Advertisement

U.S.-Philippine Bases Talks Appear Deadlocked : Diplomacy: No significant progress is made at the sixth round. The Washington negotiator is going home a day early.

Share
TIMES STAFF WRITER

A stormy year of negotiations over the future of strategic U.S. military bases in the Philippines, the cornerstone of bilateral relations, appeared badly deadlocked Thursday, with no significant progress after a sixth round of increasingly tense talks.

White House special negotiator Richard L. Armitage is to leave Manila this afternoon, a day earlier than planned, and a spokesman said he has no immediate plans to return. Both sides previously had billed the week as the final round of marathon talks that began last May.

U.S. officials were clearly frustrated as they prepared for the last day of scheduled talks. “There’ve been no major agreements,” said Stanley Schrager, spokesman for the U.S. panel. “There’ve been no major breakthroughs.”

Advertisement

For the first time, Philippine and U.S. officials said the stalemate--over how long U.S. forces can stay and how much Washington must pay for the privilege--may mean that no agreement is reached before the current leases for Clark Air Base and the Subic Bay Naval Base expire Sept. 16. The two bases are among America’s oldest and largest overseas.

U.S. officials said privately that they now are considering putting future talks on hold until a new, and presumably more agreeable, Philippine president and Senate are elected in May, 1992, to replace President Corazon Aquino’s divided and often chaotic administration.

Two leading presidential candidates, Defense Secretary Fidel V. Ramos and industrialist Eduardo Cojuangco Jr., a close associate of the late President Ferdinand E. Marcos, support extending the base leases. Several other candidates, in a rallying cry for nationalist sentiment, oppose the bases.

But Raul Rabe, spokesman for the Philippine panel, told reporters that the Philippines will face a “constitutional crisis” if U.S. forces stay past Sept. 17 without an agreement. The nation’s 1987 constitution requires that all foreign forces must leave by that date unless a treaty is signed.

“The situation may be a constitutional crisis for the Philippines,” Rabe said. “But it’s also a crisis for the U.S. side.”
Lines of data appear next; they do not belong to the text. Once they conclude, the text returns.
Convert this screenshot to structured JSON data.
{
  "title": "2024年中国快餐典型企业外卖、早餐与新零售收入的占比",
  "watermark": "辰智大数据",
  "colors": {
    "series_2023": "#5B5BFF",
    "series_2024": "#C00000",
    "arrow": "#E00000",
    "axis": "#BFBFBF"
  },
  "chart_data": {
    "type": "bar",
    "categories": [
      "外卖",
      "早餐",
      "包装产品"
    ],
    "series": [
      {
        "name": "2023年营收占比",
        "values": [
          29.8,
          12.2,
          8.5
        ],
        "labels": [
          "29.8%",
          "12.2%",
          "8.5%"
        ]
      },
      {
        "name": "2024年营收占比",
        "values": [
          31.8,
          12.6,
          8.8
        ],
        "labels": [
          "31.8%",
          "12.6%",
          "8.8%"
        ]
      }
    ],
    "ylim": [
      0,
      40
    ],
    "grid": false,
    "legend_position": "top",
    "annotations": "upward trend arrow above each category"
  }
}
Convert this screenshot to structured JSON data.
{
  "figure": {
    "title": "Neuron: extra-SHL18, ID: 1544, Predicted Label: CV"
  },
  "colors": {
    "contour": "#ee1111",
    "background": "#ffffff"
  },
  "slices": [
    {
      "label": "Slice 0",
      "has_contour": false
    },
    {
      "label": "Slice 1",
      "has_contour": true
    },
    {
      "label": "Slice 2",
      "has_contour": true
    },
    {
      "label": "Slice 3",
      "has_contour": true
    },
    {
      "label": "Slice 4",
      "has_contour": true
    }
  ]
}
U.S. officials argue that the 1947 bases agreement allows the Pentagon another year to disengage. But Schrager said the United States still hopes to sign an agreement by September.

Advertisement

Washington’s relations with Manila have soured steadily in the past year. Although President Bush sent U.S. Air Force jets aloft to help Aquino put down a coup attempt in December, 1989, she later refused to meet visiting Defense Secretary Dick Cheney and offered no support during the Persian Gulf military buildup.

Armitage and his staff met this week with anti-bases leaders in the Philippine Senate along with ambassadors and at least one senior member of Aquino’s staff in hopes of breaking the deadlock.

In addition, the Philippine trade secretary, Peter Garrucho, will fly to Washington to meet with Carla Anderson Hills, the U.S. trade representative, to discuss possible trade concessions to help the foundering economy. Aquino’s Cabinet secretaries of foreign affairs and finance previously have visited Washington but expected deals fell through both times.

“The problem is no one will make a decision here,” said one frustrated American official. “There’s no leadership.”

At a press conference, Schrager denied that the yearlong talks, which Armitage described Monday as an example of Bush’s “new world order,” have effectively collapsed. “There’s been nothing agreed to,” Schrager said. “But both parties understand each other better.”

The Philippines is demanding $825 million a year, including $400 million in fixed annual cash grants and $425 million in various credits and debt reduction, for a seven-year extension of leases. Officials say the money is needed to help solve the impoverished nation’s huge economic and development problems.

Advertisement

The United States wants to stay at least 10 years and has offered $360 million a year in appropriated military and economic assistance, plus $160 million in unappropriated development aid.

A series of daily private meetings this week between Armitage and Philippine Foreign Secretary Raul Manglapus, did little to bridge the gap.

“It’s a bloody war,” said one member of the Philippine panel. “Neither side is moving.”

While he said the Pentagon would accede to a formal demand to withdraw, an already skeptical Congress would probably see it as a hostile act and reconsider Manila’s status as the third-largest recipient of American foreign aid, after Israel and Egypt.

Clark and Subic, with a total of 40,000 service personnel and dependents, are considered a mainstay of American military power in Southeast Asia. The bases provided vital, if mostly unpublicized, logistic support during the Persian Gulf buildup and war.